Federal officials who ignore or punish whistle-blowers may be in for a painful jolt from the fledgling outfit set up by the Carter administration to investigate dirt that agencies too often sweep under the bureaucratic rug.
Although only a month old, the small (25 employes) Office of the Special Counsel already is causing some rumblings in government, from federal triangle to the midwest.
Groups that have been critical of the government's war on corruption -- including congressional offices and representatives of special "public service" groups -- are anticipating good things from the office. So far, they like its vigor and approach.
"We know it is there," one government-watcher said, "and we know it has investigators out and whistle-blowers calling in. We are just waiting for the first couple of cases, and hoping for a blockbuster or two."
OSC officials are playing it close to the vest. Insiders say they have 180 to 190 cases under investigation, and that it has a potential "hit parade" of investigations nearing a climax that could make national headlines.
Officials of the agency, a spinoff from the now defunct Civil Service Commission, refuse to discuss specific cases. Nor will they say what agencies, employes or officials are being probed for alleged misconduct, political abuses or improper personnel actions. Independent investigation by this column indicates the OSC has been looking at some serious agency warts.
The OSC was created under the new Civil Service Reform Act to deal with personnel allegations of the type that plagued the Nixon administration -- HUD, GSA, HEW and other agencies -- and contributed to "little Watergates" in the bureaucracy. Working alongside the Merit Systems Protection Board -- also a CSC spinoff -- the Office will have power to bloc agency reprisals against employes who point out wrong-doing. It can take its cases directly to department or agency heads or in the case of department and agency heads themselves, directly to the President. Congress also will get regular reports on specifics of what the OSC is doing, and why.
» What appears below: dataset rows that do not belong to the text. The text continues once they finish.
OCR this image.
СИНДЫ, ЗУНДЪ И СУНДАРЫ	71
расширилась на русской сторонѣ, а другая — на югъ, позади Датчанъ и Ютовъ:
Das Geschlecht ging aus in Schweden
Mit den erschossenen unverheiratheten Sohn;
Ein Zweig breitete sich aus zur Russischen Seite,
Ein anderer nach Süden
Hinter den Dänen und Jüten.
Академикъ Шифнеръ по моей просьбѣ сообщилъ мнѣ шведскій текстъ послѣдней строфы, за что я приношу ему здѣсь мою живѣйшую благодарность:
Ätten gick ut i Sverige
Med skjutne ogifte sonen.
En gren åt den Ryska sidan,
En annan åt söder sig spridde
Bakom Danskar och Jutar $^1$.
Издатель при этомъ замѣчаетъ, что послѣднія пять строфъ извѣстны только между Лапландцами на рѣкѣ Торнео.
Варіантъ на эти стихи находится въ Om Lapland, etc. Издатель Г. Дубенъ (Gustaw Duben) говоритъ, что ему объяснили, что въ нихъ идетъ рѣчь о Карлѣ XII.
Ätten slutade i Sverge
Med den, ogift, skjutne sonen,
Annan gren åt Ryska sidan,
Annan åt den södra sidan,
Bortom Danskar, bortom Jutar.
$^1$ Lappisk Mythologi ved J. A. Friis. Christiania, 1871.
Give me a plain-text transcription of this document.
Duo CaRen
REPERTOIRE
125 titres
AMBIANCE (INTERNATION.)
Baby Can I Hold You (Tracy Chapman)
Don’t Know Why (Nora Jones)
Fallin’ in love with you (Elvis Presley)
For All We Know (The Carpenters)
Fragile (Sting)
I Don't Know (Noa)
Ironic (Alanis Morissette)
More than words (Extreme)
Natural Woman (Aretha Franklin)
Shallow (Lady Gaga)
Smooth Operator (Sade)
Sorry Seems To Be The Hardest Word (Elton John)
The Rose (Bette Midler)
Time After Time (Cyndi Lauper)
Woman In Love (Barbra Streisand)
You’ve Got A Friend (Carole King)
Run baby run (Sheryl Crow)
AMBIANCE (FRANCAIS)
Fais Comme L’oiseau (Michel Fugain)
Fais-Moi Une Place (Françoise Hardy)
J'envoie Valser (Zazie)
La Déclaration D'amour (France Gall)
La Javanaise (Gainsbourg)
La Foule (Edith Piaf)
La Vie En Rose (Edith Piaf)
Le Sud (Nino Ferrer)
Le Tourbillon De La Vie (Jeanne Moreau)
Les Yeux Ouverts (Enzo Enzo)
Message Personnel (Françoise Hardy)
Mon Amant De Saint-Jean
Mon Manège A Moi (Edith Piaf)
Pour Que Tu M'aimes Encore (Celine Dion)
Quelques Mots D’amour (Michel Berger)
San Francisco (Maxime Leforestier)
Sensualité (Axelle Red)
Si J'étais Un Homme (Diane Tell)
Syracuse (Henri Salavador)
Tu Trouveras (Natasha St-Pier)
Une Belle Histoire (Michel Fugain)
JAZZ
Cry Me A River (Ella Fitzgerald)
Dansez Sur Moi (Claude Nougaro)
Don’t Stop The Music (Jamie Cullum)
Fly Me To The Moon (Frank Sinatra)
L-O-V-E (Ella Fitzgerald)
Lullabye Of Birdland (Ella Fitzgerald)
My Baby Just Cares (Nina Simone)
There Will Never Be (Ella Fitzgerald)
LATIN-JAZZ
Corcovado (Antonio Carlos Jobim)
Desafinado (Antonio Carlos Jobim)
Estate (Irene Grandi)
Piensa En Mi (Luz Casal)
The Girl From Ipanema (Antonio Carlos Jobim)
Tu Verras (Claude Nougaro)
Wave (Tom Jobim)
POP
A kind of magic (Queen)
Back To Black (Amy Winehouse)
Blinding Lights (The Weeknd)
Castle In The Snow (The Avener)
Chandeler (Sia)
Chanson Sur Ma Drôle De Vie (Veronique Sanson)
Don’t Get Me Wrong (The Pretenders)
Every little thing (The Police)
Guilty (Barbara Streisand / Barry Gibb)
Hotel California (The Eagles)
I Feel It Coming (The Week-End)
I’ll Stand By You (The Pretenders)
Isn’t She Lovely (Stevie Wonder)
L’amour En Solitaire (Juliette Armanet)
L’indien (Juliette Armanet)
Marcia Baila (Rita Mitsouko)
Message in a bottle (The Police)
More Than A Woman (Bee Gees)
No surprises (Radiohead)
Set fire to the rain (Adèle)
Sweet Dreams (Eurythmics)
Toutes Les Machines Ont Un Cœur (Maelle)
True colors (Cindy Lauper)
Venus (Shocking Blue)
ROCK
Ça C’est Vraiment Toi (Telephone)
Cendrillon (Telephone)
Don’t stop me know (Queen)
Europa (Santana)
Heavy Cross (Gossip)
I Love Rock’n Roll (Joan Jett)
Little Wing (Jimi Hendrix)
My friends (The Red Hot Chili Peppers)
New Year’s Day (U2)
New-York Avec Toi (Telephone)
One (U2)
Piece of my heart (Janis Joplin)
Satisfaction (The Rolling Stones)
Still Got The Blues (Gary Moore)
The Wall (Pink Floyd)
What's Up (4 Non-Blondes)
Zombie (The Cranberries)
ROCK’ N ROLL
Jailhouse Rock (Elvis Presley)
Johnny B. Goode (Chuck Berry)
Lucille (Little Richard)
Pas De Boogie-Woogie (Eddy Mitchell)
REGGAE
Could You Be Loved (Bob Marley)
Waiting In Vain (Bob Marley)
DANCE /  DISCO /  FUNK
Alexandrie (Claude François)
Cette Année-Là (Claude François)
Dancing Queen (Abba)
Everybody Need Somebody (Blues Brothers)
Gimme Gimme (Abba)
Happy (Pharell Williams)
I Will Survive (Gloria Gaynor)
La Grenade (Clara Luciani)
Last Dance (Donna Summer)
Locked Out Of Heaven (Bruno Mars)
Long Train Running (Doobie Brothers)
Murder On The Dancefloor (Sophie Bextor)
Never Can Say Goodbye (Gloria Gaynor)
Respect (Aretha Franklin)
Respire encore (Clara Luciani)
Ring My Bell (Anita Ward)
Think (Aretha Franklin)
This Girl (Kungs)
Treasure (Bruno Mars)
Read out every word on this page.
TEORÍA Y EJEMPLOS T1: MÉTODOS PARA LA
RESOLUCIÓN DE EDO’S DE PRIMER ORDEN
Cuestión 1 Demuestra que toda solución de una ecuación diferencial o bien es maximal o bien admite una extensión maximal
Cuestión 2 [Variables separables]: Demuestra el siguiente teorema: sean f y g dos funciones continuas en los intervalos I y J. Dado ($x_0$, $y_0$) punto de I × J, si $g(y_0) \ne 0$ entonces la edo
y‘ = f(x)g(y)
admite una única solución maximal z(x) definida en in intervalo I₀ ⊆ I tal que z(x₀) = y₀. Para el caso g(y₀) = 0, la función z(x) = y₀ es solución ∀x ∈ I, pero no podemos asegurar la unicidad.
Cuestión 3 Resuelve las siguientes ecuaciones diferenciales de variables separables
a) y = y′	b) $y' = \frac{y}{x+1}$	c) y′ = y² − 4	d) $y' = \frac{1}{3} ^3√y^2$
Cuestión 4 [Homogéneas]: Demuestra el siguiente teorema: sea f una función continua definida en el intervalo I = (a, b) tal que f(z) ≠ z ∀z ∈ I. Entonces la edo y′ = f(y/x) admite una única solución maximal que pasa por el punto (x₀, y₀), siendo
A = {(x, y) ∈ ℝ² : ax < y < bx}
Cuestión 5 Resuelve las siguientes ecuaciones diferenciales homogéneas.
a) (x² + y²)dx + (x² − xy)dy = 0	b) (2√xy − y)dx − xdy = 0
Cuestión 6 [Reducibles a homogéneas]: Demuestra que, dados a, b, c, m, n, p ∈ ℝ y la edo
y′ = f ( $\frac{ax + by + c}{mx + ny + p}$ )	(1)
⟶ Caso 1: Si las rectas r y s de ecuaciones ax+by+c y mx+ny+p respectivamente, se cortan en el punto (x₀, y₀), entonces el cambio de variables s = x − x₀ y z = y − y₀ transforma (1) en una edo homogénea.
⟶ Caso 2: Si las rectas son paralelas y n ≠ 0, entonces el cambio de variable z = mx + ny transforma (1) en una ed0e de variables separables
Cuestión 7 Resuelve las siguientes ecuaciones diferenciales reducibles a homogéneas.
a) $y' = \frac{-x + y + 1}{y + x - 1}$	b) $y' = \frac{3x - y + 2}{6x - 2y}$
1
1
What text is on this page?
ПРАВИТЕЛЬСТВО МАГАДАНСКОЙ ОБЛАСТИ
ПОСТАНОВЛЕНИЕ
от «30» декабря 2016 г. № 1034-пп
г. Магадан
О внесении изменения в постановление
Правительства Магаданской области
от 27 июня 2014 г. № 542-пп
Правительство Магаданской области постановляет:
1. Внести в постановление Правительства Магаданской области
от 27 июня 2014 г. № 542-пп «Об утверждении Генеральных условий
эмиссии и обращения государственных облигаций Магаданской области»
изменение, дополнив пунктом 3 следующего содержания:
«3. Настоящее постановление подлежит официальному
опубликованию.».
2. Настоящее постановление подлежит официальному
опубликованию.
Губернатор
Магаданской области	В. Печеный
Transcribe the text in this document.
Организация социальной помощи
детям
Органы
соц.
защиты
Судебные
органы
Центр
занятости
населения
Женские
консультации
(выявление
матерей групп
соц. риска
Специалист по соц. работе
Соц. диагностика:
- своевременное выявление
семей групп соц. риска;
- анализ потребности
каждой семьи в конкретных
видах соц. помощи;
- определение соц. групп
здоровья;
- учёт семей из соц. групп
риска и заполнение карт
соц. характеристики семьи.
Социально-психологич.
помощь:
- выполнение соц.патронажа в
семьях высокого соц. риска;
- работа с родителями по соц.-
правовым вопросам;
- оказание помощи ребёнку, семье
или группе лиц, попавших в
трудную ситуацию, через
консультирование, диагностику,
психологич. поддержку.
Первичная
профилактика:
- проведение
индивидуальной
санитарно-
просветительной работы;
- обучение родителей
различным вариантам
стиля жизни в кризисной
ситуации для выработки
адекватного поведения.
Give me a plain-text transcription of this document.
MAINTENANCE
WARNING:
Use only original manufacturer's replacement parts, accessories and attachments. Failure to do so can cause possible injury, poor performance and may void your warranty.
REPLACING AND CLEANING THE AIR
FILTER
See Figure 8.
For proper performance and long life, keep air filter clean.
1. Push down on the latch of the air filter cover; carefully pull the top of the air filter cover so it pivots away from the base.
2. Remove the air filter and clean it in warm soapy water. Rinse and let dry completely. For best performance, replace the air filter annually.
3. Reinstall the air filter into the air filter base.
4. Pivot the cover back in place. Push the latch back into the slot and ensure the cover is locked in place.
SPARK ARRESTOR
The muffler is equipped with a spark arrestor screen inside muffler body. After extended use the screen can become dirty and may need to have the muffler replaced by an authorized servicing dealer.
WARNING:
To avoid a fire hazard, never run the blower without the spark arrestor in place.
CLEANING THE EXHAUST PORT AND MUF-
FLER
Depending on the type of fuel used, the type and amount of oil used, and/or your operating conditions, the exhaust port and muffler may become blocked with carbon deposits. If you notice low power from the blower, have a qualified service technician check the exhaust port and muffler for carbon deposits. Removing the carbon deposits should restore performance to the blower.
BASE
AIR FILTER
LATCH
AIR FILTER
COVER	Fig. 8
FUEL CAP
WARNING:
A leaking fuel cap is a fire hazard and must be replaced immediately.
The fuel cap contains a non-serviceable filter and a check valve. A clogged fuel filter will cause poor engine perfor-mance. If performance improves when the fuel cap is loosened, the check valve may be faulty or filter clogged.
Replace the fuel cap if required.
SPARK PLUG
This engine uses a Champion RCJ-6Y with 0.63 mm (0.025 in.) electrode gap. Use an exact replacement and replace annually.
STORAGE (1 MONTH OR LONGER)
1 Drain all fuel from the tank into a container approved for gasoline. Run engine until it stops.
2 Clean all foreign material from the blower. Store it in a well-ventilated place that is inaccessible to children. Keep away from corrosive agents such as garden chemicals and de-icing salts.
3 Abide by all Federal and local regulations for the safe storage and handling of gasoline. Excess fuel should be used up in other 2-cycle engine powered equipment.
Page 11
Some government-watchers hope for a couple of "big, solid" cases early on, to show that it has the will and clout to do things, and to convince federal and political brass the office is not a fly-by-night outfit. The fact that General Service's Administrator Jay Solomon is having the rug pulled from under him has depressed corruption fighters in government. They are hoping the OSC, while not in the same jursidiction, will have better luck and better support.
"We don't want to try cases in the newspapers," an official said when asked last week about details of some on-going investigations, but he did confirm they are taking place. His superior, Patrick Swygert, the special counsel, said most actions would be in the public domain when investigations are completed.
Similar past investigations by the Civil Service Commission seldom drew much blood, because they generally were kept secret. As an independent agency that must get funds annually from Congress, the special counsel's office must justify its existence with results.
Some cynics believe the office will be sandbagged by the Washington power structure, a bipartisan network of career officials and politicians whose primary goal is to keep the boat from being rocked, and avoid embarrassment. In that respect they may have a genuine hard-ball player in Swygert, who runs the office.
He had been general counsel of the CSC and knows the political and bureaucratic ropes.
Swygert also is considered one of the sharpest lawyers, and a master diplomat, in a government town full of sharp lawyers and master diplomats. Swygert also is one of the highest ranking blacks within government and of the Carter administration. He's from the career (legal) ranks, and has had a number of job offers from government, and industry. So fear of losing a job because of excessive-toe treading is not a major threat to him.